After years growing up playing in bands around Los Angeles, Dre recently began writing and recording for herself – on her own, in secret, developing a body of work about hidden desire itself. Establishing a sound defined by her featherlight voice floating above sweeping strings, her 2016 debut Under the Influence led to opening for artists like Mitski, Unknown Mortal Orchestra and Clap Your Hands Say Yeah.
Whereas the first record took us on a trip through the deeply personal, Dre’s sophomore album Nobody’s Watching zooms way out. What began as a concept record about two archetypal crooks developed into an exploration of universal themes like greed, fear and self-interest; the ugly and troubling edges of human nature. It’s a good time for that.
‘I’ve been just as affected by our current politics as anyone, but it only takes one step back to realise these same figures have been present since the beginning of civilisation,’ she says. ‘This record is sort of an anthropological way of unpacking all this discomfort for me.’
The narrative is most identifiable on album standout Who’s Gonna Stop Us, which creeps and charms like the characters it describes, as they set about turning trust into money. ‘Let’s teach them how to build a pyramid / Tell them if they keep it up, they can reach the top.’ However, judgement is reserved even for them, as hinted in the song’s bridge: ‘I used to try to be decent and kind / But time after time I would get eaten alive.’
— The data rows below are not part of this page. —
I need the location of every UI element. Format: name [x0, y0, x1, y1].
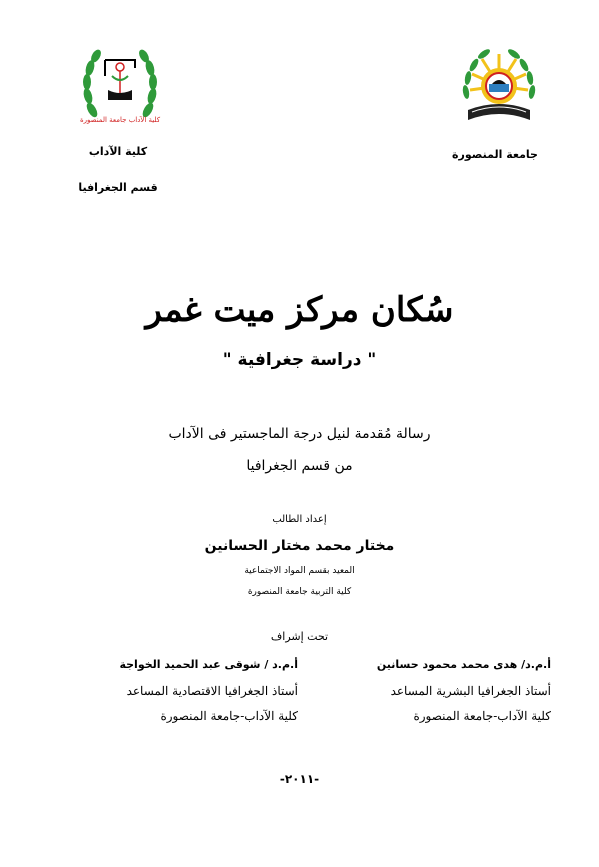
supervisor-1-title: أستاذ الجغرافيا البشرية المساعد — [390, 684, 551, 698]
mansoura-university-logo — [456, 40, 542, 140]
supervisor-2-title: أستاذ الجغرافيا الاقتصادية المساعد — [126, 684, 298, 698]
prepared-by-label: إعداد الطالب — [272, 514, 327, 525]
department-label: قسم الجغرافيا — [78, 181, 158, 194]
document-title: سُكان مركز ميت غمر — [145, 290, 454, 330]
faculty-label: كلية الآداب — [88, 145, 148, 158]
supervisor-2 — [58, 658, 298, 734]
thesis-statement-line2: من قسم الجغرافيا — [246, 458, 353, 474]
supervisor-1-name: أ.م.د/ هدى محمد محمود حسانين — [376, 658, 551, 671]
supervisor-1 — [331, 658, 551, 734]
supervisor-2-affiliation: كلية الآداب-جامعة المنصورة — [160, 709, 298, 723]
supervisor-2-name: أ.م.د / شوقى عبد الحميد الخواجة — [119, 658, 298, 671]
student-affiliation: كلية التربية جامعة المنصورة — [247, 587, 352, 597]
faculty-of-arts-logo — [78, 40, 162, 135]
document-subtitle: " دراسة جغرافية " — [222, 350, 377, 370]
faculty-logo-text: كلية الآداب جامعة المنصورة — [79, 116, 161, 124]
university-label: جامعة المنصورة — [452, 148, 538, 161]
student-role: المعيد بقسم المواد الاجتماعية — [244, 566, 355, 576]
supervision-label: تحت إشراف — [270, 630, 329, 643]
student-name: مختار محمد مختار الحسانين — [204, 538, 395, 554]
supervisor-1-affiliation: كلية الآداب-جامعة المنصورة — [413, 709, 551, 723]
year-label: -٢٠١١- — [279, 772, 320, 786]
thesis-statement-line1: رسالة مُقدمة لنيل درجة الماجستير فى الآداب — [168, 426, 431, 442]
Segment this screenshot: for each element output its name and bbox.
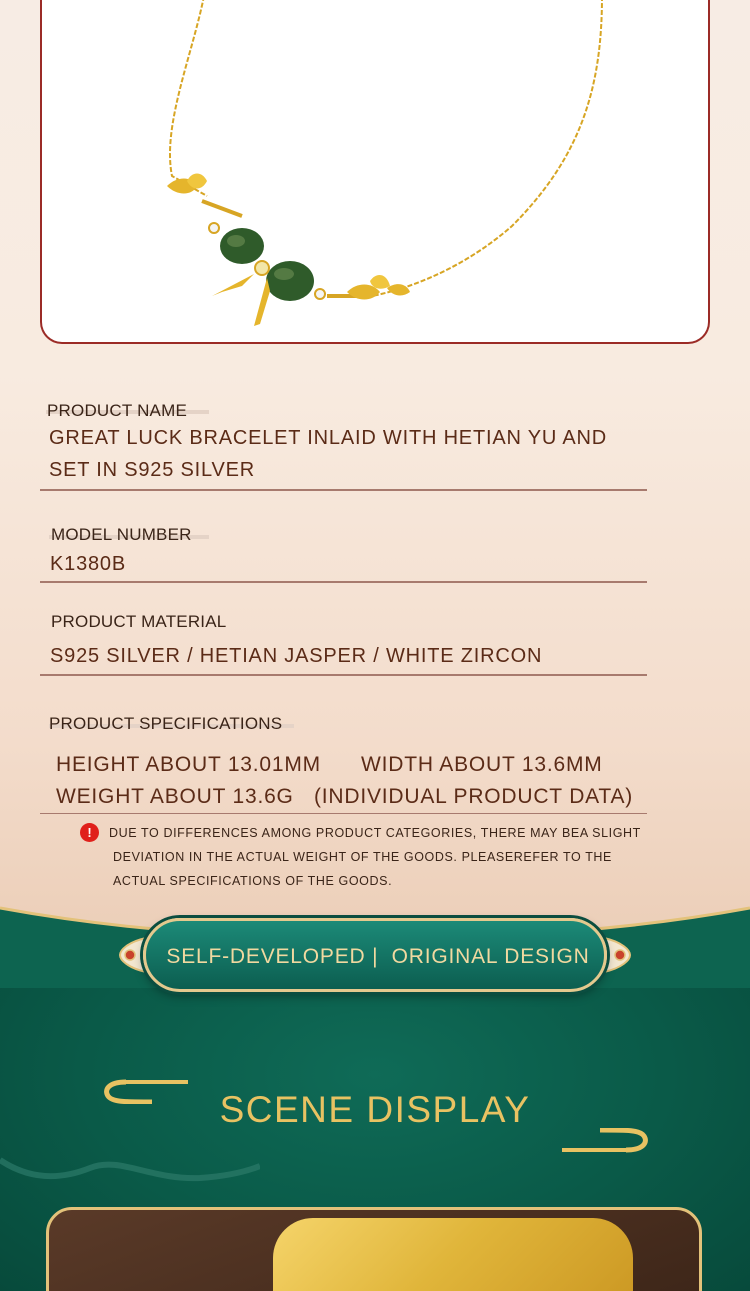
- divider: [40, 581, 647, 583]
- scene-display-title: SCENE DISPLAY: [219, 1089, 531, 1130]
- individual-data-note: (INDIVIDUAL PRODUCT DATA): [314, 785, 634, 808]
- divider: [40, 674, 647, 676]
- product-photo: [40, 0, 710, 344]
- design-banner: [143, 918, 607, 992]
- scene-image: [46, 1207, 702, 1291]
- notice-line1: DUE TO DIFFERENCES AMONG PRODUCT CATEGORIES, THERE MAY BEA SLIGHT: [109, 826, 641, 840]
- gold-plate-image: [273, 1218, 633, 1291]
- warning-icon: !: [80, 823, 99, 842]
- model-number-value: K1380B: [50, 553, 126, 575]
- notice-line2: DEVIATION IN THE ACTUAL WEIGHT OF THE GOODS. PLEASEREFER TO THE: [113, 850, 612, 864]
- material-label: PRODUCT MATERIAL: [51, 612, 227, 631]
- divider: [40, 489, 647, 491]
- cloud-ornament: [0, 1150, 260, 1200]
- model-number-label: MODEL NUMBER: [51, 525, 192, 544]
- banner-text: SELF-DEVELOPED | ORIGINAL DESIGN: [166, 945, 590, 968]
- divider: [40, 813, 647, 814]
- specifications-label: PRODUCT SPECIFICATIONS: [49, 714, 283, 733]
- product-name-label: PRODUCT NAME: [47, 401, 187, 420]
- product-name-line1: GREAT LUCK BRACELET INLAID WITH HETIAN YU AND: [49, 427, 607, 449]
- notice-line3: ACTUAL SPECIFICATIONS OF THE GOODS.: [113, 874, 393, 888]
- material-value: S925 SILVER / HETIAN JASPER / WHITE ZIRCON: [50, 645, 543, 667]
- weight-spec: WEIGHT ABOUT 13.6G: [56, 785, 294, 808]
- width-spec: WIDTH ABOUT 13.6MM: [361, 753, 603, 776]
- bracelet-image: [42, 0, 712, 342]
- height-spec: HEIGHT ABOUT 13.01MM: [56, 753, 321, 776]
- product-name-line2: SET IN S925 SILVER: [49, 459, 255, 481]
- title-right-ornament: [560, 1128, 650, 1154]
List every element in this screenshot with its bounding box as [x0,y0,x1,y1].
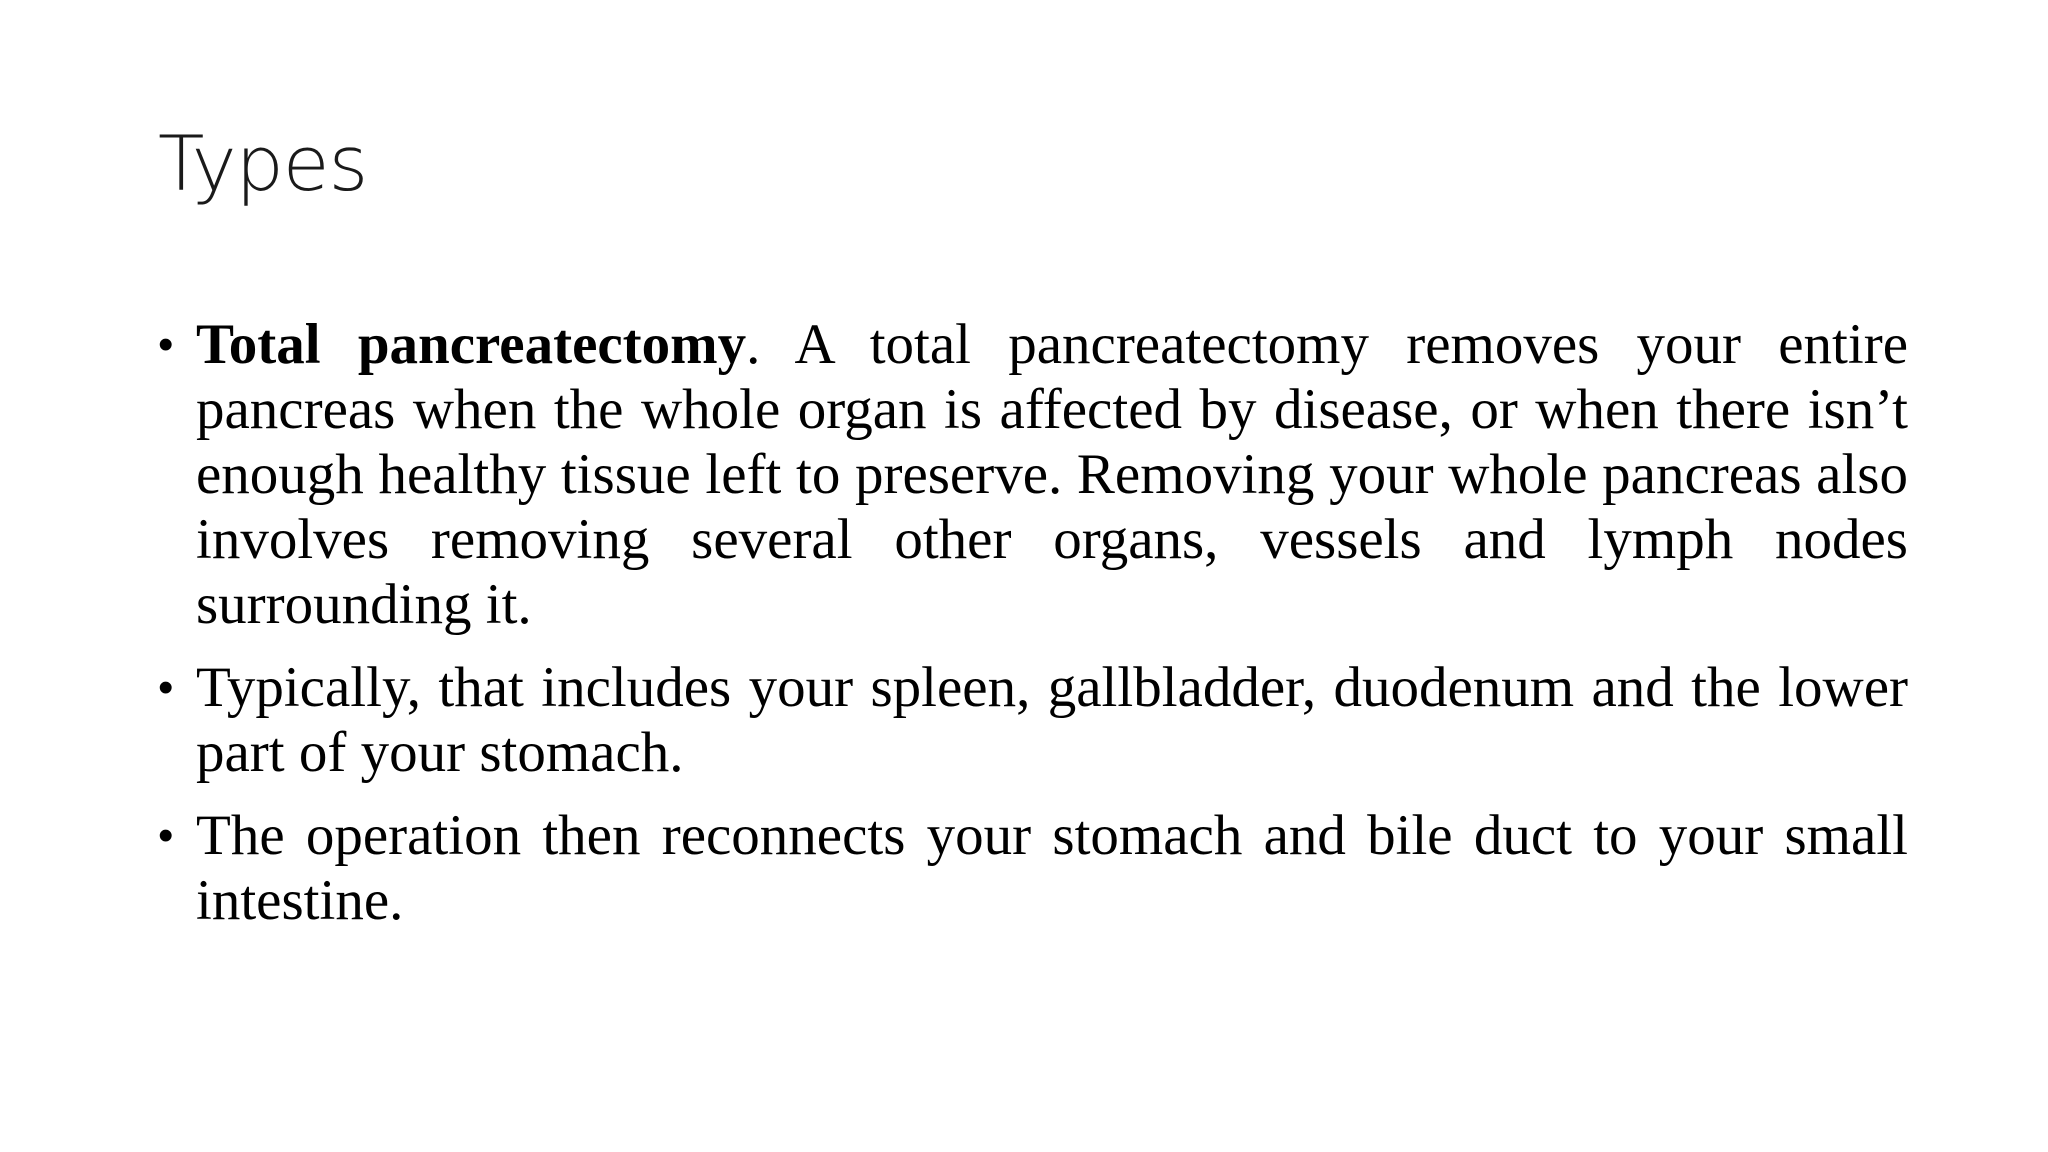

Dre worked with producer Gus Seyffert (Roger Waters, Beck) to create a sound that echoes the narrative told on Nobody’s Watching. From the sunny and observant to the dark and critical, the tone ranges from levity to paranoia through layers of analog synths and chilling strings played by Dre herself. There are moments of cinematic intensity reminiscent of a James Bond score, yet the subtle tape hiss and creaking chairs remind us that this is an album made by people. It is warm and it breathes, in the way the human touch can both soothe and suffocate.
Nobody’s Watching is the natural next step for Dre and Steady Holiday, a project that builds worlds we wish to escape to or from. It’s an examination of the inner narratives we all share but keep in the shadows, where the characters may not always be likeable, but they do what they can to survive – like we all do.